Goodwill = Average Profits X Number of Years

How to value business goodwill

Step 1:

Decide on an average profit over the last few years by reviewing the Profit and Loss Account. Check your numbers. Make sure that you take the following into account:

  • Any abnormal profits like one off sales, or large contracts that have ended, should be deducted from the net profit in the year that they were earned as they’re unlikely to continue.
  • Any abnormal losses such as writing off any obsolete equipment should be added back to the net profit in the year they were incurred.
  • Non-operating income like income from investments that are not part of normal business should be deducted.

Step 2:

Estimate how long you believe the ‘goodwill’ of the current business will last. If the business is a ‘turn key’ business where it’ll make money for 3-5 years without you needing to change anything, then multiply the average profit by 3-5 to get a goodwill amount.

At the opposite end of the scale is a business which has either very low or no profit, or the business needs significant improvements. In this case the goodwill may be zero.

You don’t have to pay goodwill. If you’re buying the business and the goodwill is excessive, ask yourself if it would be cheaper and better to start from scratch. It just may well be.

Other valuation methods

There are a number of other methods such as:

  • Market valuation less net assets. If the business has been valued by a business broker, find out the net assets and then subtract this amount from the price.

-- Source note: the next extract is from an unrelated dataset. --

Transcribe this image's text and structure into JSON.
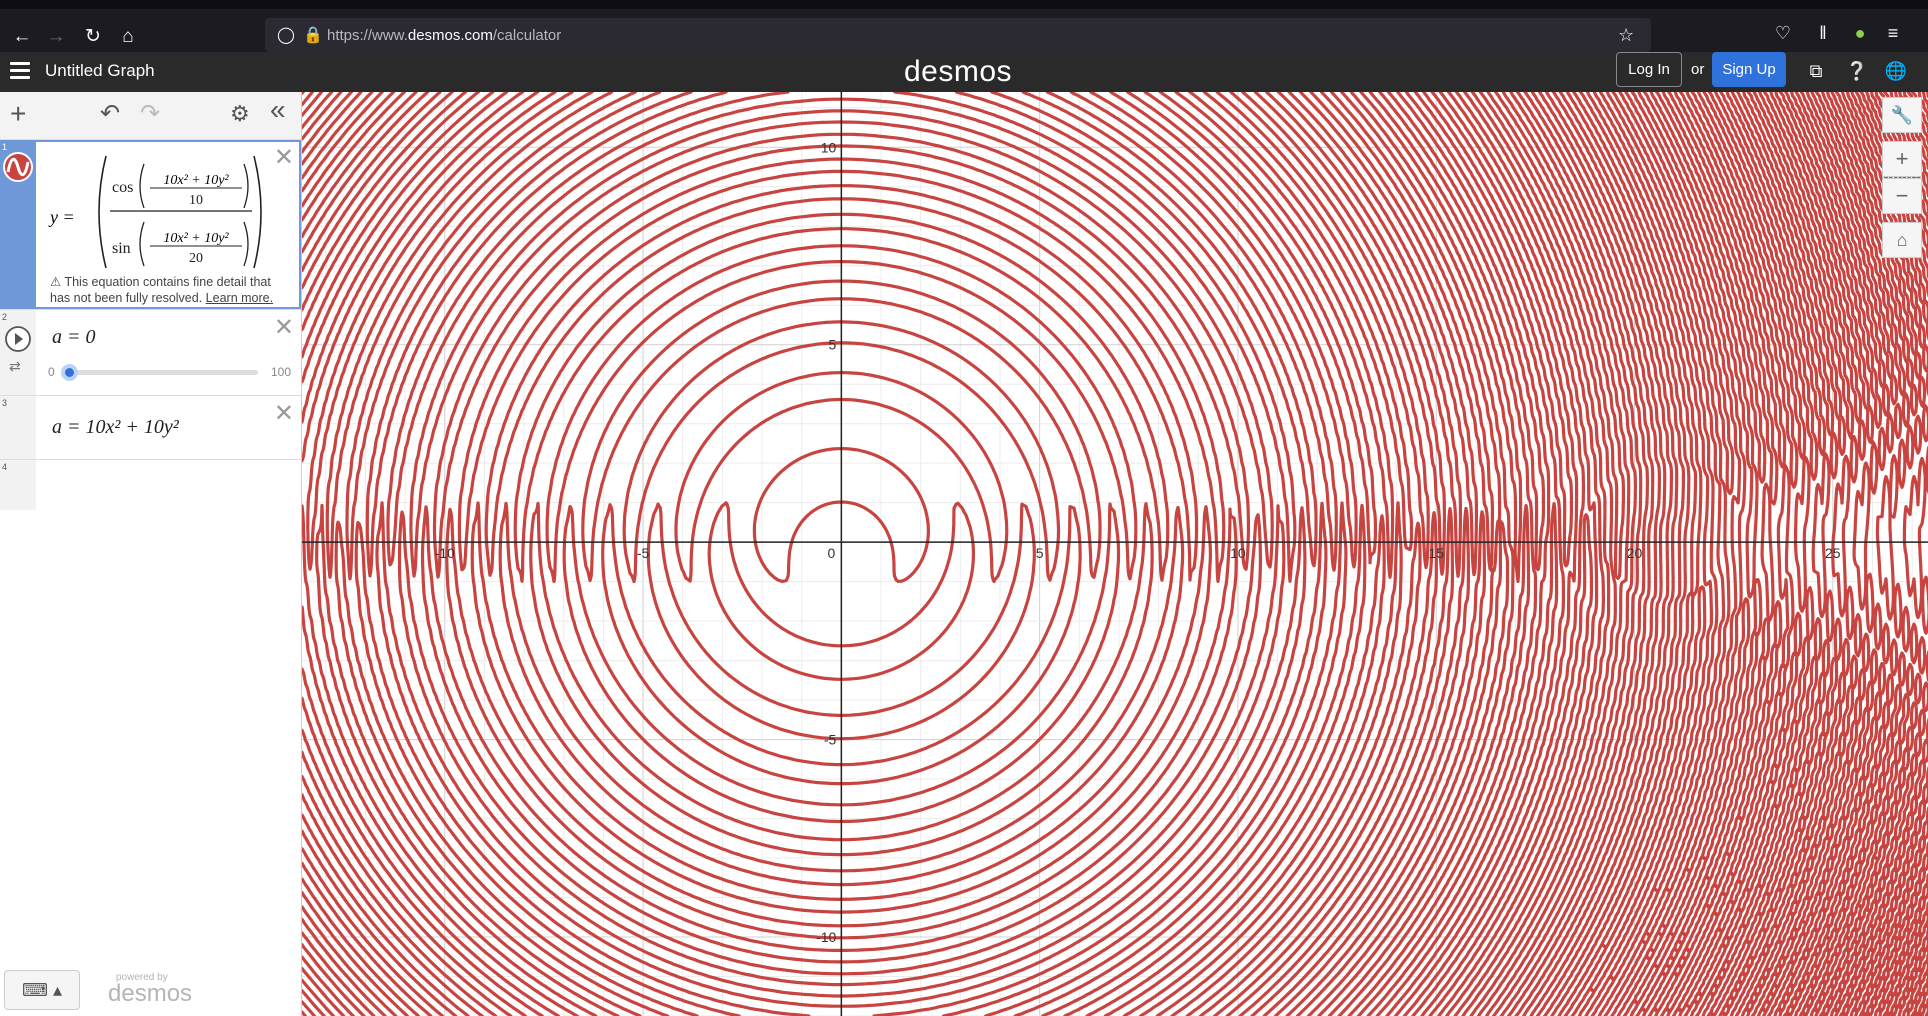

The remaining amount is what they are asking goodwill for.
  • An industry profit multiplier. Businesses that are bought and sold on a regular basis can often have an accepted net profit ‘multiplier’ applied. For example, if recent local restaurant sales all ended up being on average 1.5 -2 times cash flow, you could predict something similar. Again by deducting the net assets, you’ll end up with what you’re paying for goodwill.

Summary

The methods described are the most common ways to value goodwill in a business, for both buyers and sellers. However, you are best to seek the help of professionals such as specialist industry business brokers, accountants or business advisors to determine the best way to value goodwill.